Мир дневного света! Разве не в нем все дело? Не в нем ли все подлинно существует? Не ради него ли возникли и небо, и земля? Не ради него ли и сотворены?

Но где-то в самом сердце творения, в самой сокровенной его глуби, есть, должно быть, нечто трагическое, кровоточащая рана. Возможно, в момент творения был нанесен некий смертоносный удар, совершено убийство. И все сотворенное сразу обрело двойной смысл, тут же стало и отвергнутым, отмененным. Кровь сочится во вселенной, и, возможно, мы, люди, рождены, чтобы собрать ее по капле. Ведь только мы оказались способны постичь драматическую суть спектакля, трагизм страдания — и сами снова и снова повторяем совершенное преступление.

Есть, быть может, что-то глубоко верное в стародавнем представлении о том, что грех пришел в мир с человеком — хотя и не в том смысле, как это понимали в старину. Да и не всегда ли вообще верны оказываются ветхозаветные представления — хоть и всегда не в том смысле, для каждого века на свой, новый лад. Разве не преследуют нас эринии, как они преследовали наших предков с начала времен?

У человека эта загадка жизни, некая трещина в самой ее сердцевине, нашла свое выражение в чувстве вины, сознании греха. Человеческая душа умела тревожиться, бояться, терзаться, винить себя, если преступила некий рубеж. Она сумела взять на себя все мучительное, неразрешимое и нести эту ношу, как свою собственную. Нести и выдержать. Взять на себя то, что скрывалось в сердцевине жизни и что непременно должно было найти свое выражение и тем освободить себя.



Человек должен был появиться. Он был порождением противоречивой, трагически двуликой, многозначной сути самой жизни. Он единственный способен был вместить в себя все. Только он один умел страдать — и только он мог погружаться в бездны преступления. Только он один знал, что такое грех, только он испытывал чувство трагической вины, которая, в сущности, не была его собственной, но которой он способен был терзаться, как своей собственной, — как, например, Эдип, когда он, сам того не зная, убил своего отца. Только он способен был из видимого абсурда, из страданий, из раздробленности и разнородности извлекать нечто ценное, исполненное глубокого смысла.

И очевидно, в этой его способности было нечто очень важное и плодотворное для жизни.

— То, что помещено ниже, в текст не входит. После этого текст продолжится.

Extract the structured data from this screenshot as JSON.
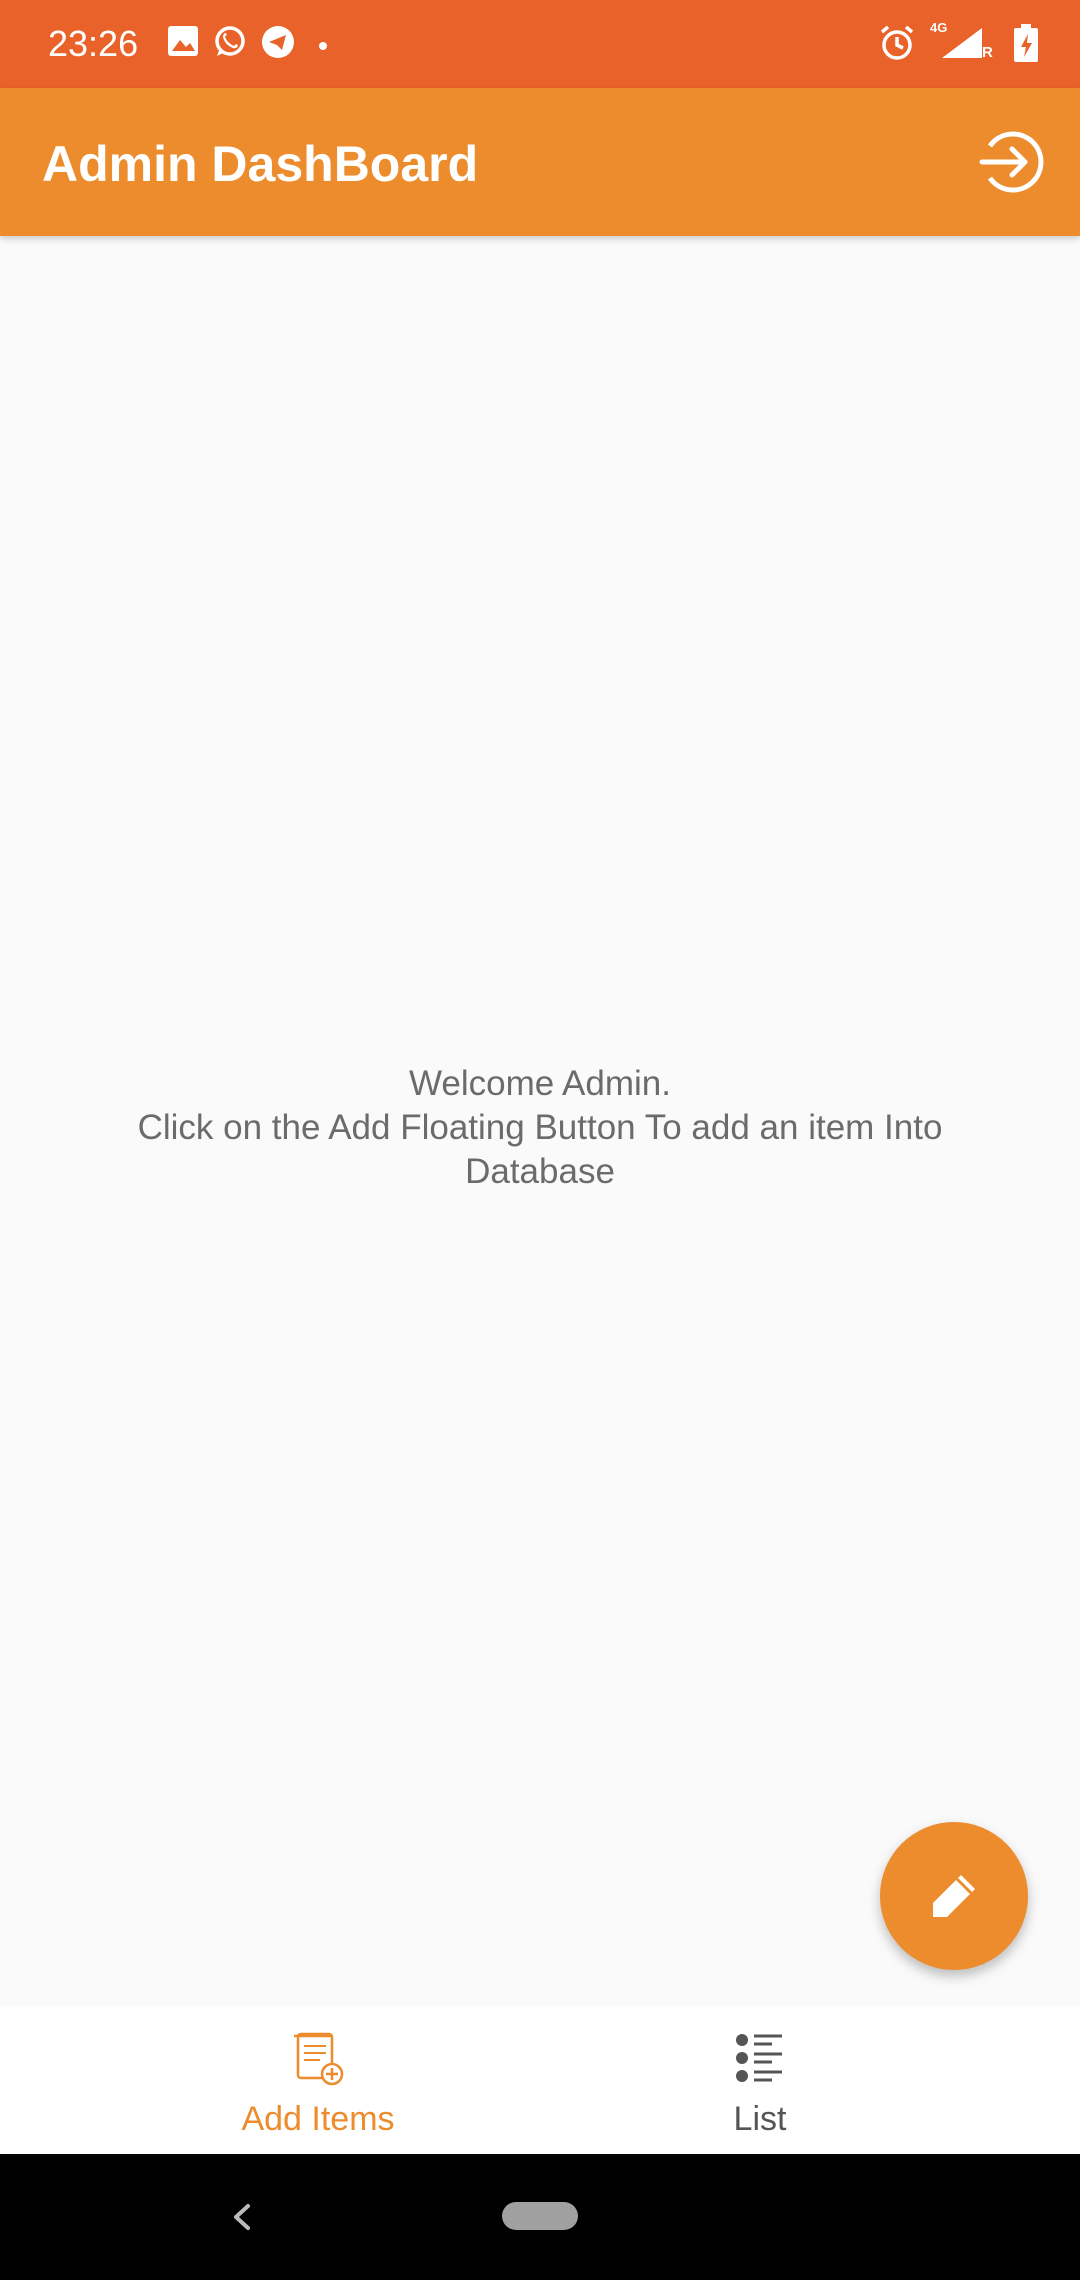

Замкнутое нашло выход. Спящее пробудилось и обрело сознание. С муками выбралось из долгого своего забытья и почувствовало, как звериное обличье оставляет его. Почувствовало себя существом, непохожим на всех прочих: богаче, могущественнее, счастливее, — но избранным, единственным из всех, для невыразимого страдания.

Бездны разверзлись — и для него они имели смысл. Он ощущал их и в себе самом, в собственной своей душе. Теперь ему предстояло погружаться в эти глубины, чтобы оттуда во всеуслышание обвинять самого себя.

Жизнь наполнилась более возвышенным содержанием. Она стала судьбой, призванием, дорогой страданий. Via dolorosa, некий крестный путь, на который вступил человек. На него, на человека, жизнь могла теперь переложить всю свою боль, все мучительные противоречия. Он способен был терзаться ее грехами — и совершать ее преступления. Он способен был пойти на крест — и сам распинать на кресте.

Кто может оценить значение понятия вины, самоуничижения, раскаяния для зарождения и развития мира человека, для углубления и расширения жизни? Плодотворность такого порядка вещей, когда что-то считается правильным, а что-то неправильным, когда положен конец слепым, бессознательным действиям, когда любое действие не просто бессознательный акт, а поступок существа ответственного, так или иначе влияющий на формирование его «я». Когда души могут низвергаться в бездну вечной погибели и воспарять к высочайшим вершинам чистоты и самоотвержения — благодаря врожденной жажде справедливости. Жизнь тем самым обретает новое измерение, поразительное в своей небывалости.

Без этого нового измерения невозможно было строить мир человека, мир развития личности, духовной борьбы, культуры. Теперь наконец были найдены мерки для определения тех высот и глубин, которых стремилась достигнуть жизнь и которые человеческая душа должна была вместить в себя. И повеяло предчувствием трагического величия, и уже угадывалось все богатство оркестровки. И симфония зазвучала в полную силу голосами ликования и скорби, и лейтмотив, мощный мотив судьбы, прорвался, набирая силу, неся борьбу и освобождение, звуча все отчетливее, все ярче.

Зло и добро, добродетель и грех, восхождение из бездны к вершинам чистоты и света. Царство человека! Судьба человека!

Новый, девственный край, плодородный и беспредельный. Изобилие, изобилие. Край надежд, обретенный в борьбе.

Но в качестве платы за все завоевания, за все приобретения — невыносимое страдание. Трагическое напряжение никогда не ослабевает, по мере развития драмы оно будет лишь нарастать, потому что конфликт неразрешим и останется неразрешимым. Потому что масштабы противоречий растут вместе с масштабами самой жизни, потому что развитие идет вширь и все происходящее есть продолжение творческого акта через человека.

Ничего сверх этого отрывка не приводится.